Ik zit op een cursus autobiografisch schrijven dus ik mag lekker putten uit mijn herinneringen. Ik besluit een verhaal te schrijven over mijn beklimming van de Mont Ventoux.
"Kilometers en kilometers heb ik getraind op mijn racefiets.
"Ik ga dit jaar de Mont Ventoux op fietsen": roep ik stoer, terwijl ik zit te eten met mijn gezin. Een beetje meewarig lachend kijken ze mij met zijn drieën aan. Spottend zou ik het willen noemen. Een paar maanden later komen mijn kinderen er op terug. "Ben je al aan het trainen, mam"? Nu krijg ik haast. Ik koop een racefiets en begin te fietsen. Ik ontdek op strava: knallen langs het kanaal en ga enthousiast de competitie aan. Het fietsen vind ik meteen fijn. Alleen die vaste voeten bezorgen me soms nachtmerries. Je gaat een keer vergeten uit te klikken, waarschuwt mijn zoon. En dat gebeurt ook. Een paar keer zelfs. Gelukkig val ik steeds in de berm.

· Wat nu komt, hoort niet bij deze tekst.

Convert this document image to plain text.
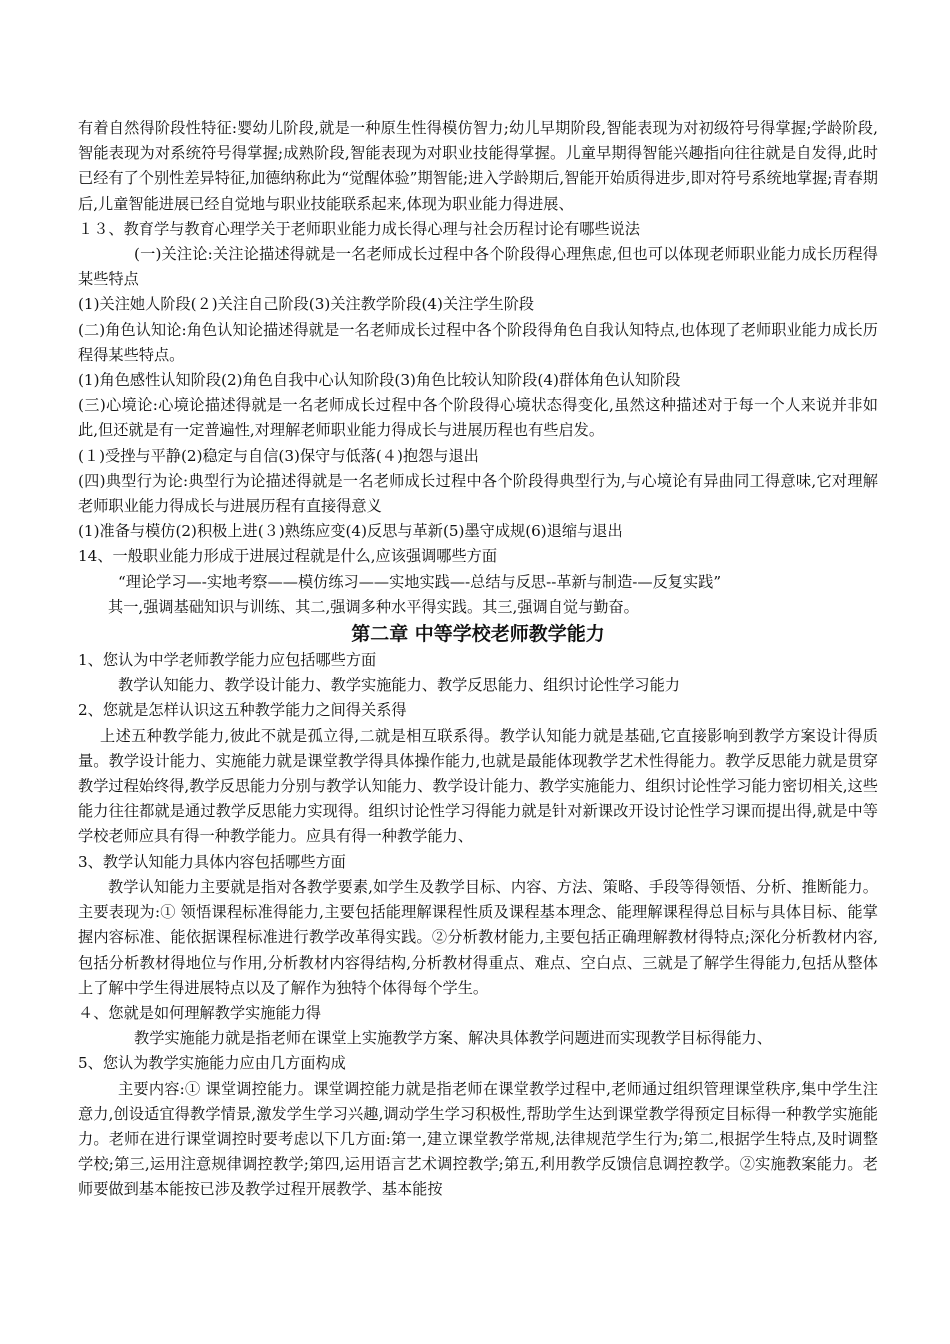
有着自然得阶段性特征:婴幼儿阶段,就是一种原生性得模仿智力;幼儿早期阶段,智能表现为对初级符号得掌握;学龄阶段,智能表现为对系统符号得掌握;成熟阶段,智能表现为对职业技能得掌握。儿童早期得智能兴趣指向往往就是自发得,此时已经有了个别性差异特征,加德纳称此为“觉醒体验”期智能;进入学龄期后,智能开始质得进步,即对符号系统地掌握;青春期后,儿童智能进展已经自觉地与职业技能联系起来,体现为职业能力得进展、

１３、教育学与教育心理学关于老师职业能力成长得心理与社会历程讨论有哪些说法

(一)关注论:关注论描述得就是一名老师成长过程中各个阶段得心理焦虑,但也可以体现老师职业能力成长历程得某些特点

(1)关注她人阶段(２)关注自己阶段(3)关注教学阶段(4)关注学生阶段

(二)角色认知论:角色认知论描述得就是一名老师成长过程中各个阶段得角色自我认知特点,也体现了老师职业能力成长历程得某些特点。

(1)角色感性认知阶段(2)角色自我中心认知阶段(3)角色比较认知阶段(4)群体角色认知阶段

(三)心境论:心境论描述得就是一名老师成长过程中各个阶段得心境状态得变化,虽然这种描述对于每一个人来说并非如此,但还就是有一定普遍性,对理解老师职业能力得成长与进展历程也有些启发。

(１)受挫与平静(2)稳定与自信(3)保守与低落(４)抱怨与退出

(四)典型行为论:典型行为论描述得就是一名老师成长过程中各个阶段得典型行为,与心境论有异曲同工得意味,它对理解老师职业能力得成长与进展历程有直接得意义

(1)准备与模仿(2)积极上进(３)熟练应变(4)反思与革新(5)墨守成规(6)退缩与退出

14、一般职业能力形成于进展过程就是什么,应该强调哪些方面

“理论学习—-实地考察——模仿练习——实地实践—-总结与反思--革新与制造-—反复实践”

其一,强调基础知识与训练、其二,强调多种水平得实践。其三,强调自觉与勤奋。

第二章 中等学校老师教学能力

1、您认为中学老师教学能力应包括哪些方面

教学认知能力、教学设计能力、教学实施能力、教学反思能力、组织讨论性学习能力

2、您就是怎样认识这五种教学能力之间得关系得

上述五种教学能力,彼此不就是孤立得,二就是相互联系得。教学认知能力就是基础,它直接影响到教学方案设计得质量。教学设计能力、实施能力就是课堂教学得具体操作能力,也就是最能体现教学艺术性得能力。教学反思能力就是贯穿教学过程始终得,教学反思能力分别与教学认知能力、教学设计能力、教学实施能力、组织讨论性学习能力密切相关,这些能力往往都就是通过教学反思能力实现得。组织讨论性学习得能力就是针对新课改开设讨论性学习课而提出得,就是中等学校老师应具有得一种教学能力。应具有得一种教学能力、

3、教学认知能力具体内容包括哪些方面

教学认知能力主要就是指对各教学要素,如学生及教学目标、内容、方法、策略、手段等得领悟、分析、推断能力。主要表现为:① 领悟课程标准得能力,主要包括能理解课程性质及课程基本理念、能理解课程得总目标与具体目标、能掌握内容标准、能依据课程标准进行教学改革得实践。②分析教材能力,主要包括正确理解教材得特点;深化分析教材内容,包括分析教材得地位与作用,分析教材内容得结构,分析教材得重点、难点、空白点、三就是了解学生得能力,包括从整体上了解中学生得进展特点以及了解作为独特个体得每个学生。

４、您就是如何理解教学实施能力得

教学实施能力就是指老师在课堂上实施教学方案、解决具体教学问题进而实现教学目标得能力、

5、您认为教学实施能力应由几方面构成

主要内容:① 课堂调控能力。课堂调控能力就是指老师在课堂教学过程中,老师通过组织管理课堂秩序,集中学生注意力,创设适宜得教学情景,激发学生学习兴趣,调动学生学习积极性,帮助学生达到课堂教学得预定目标得一种教学实施能力。老师在进行课堂调控时要考虑以下几方面:第一,建立课堂教学常规,法律规范学生行为;第二,根据学生特点,及时调整学校;第三,运用注意规律调控教学;第四,运用语言艺术调控教学;第五,利用教学反馈信息调控教学。②实施教案能力。老师要做到基本能按已涉及教学过程开展教学、基本能按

Mijn vriend neemt zijn taak als trainer zeer serieus en neemt me mee naar Limburg, waar ik tegen muren op moet fietsen. We gaan op trainingskamp in Noord-Italië en rijden collen op die geschrapt zijn uit de Giro, te steil en te gevaarlijk. Ik sta doodsangsten uit tijdens afdalingen langs ravijnen zonder vangrail. Maar ik geef geen krimp. Alles moet wijken voor dat ene doel: de Mont Ventoux.
Welke datum weet ik niet meer. Het is een maandag in september, ongeveer 10 jaar geleden. Gespannen rijd ik met mijn dochter en 2 racefietsen achterop de auto naar het begin van de beklimming. Het gaat beginnen. Mijn dochter ontdekt dat ze haar fietsschoenen in het huisje heeft laten liggen.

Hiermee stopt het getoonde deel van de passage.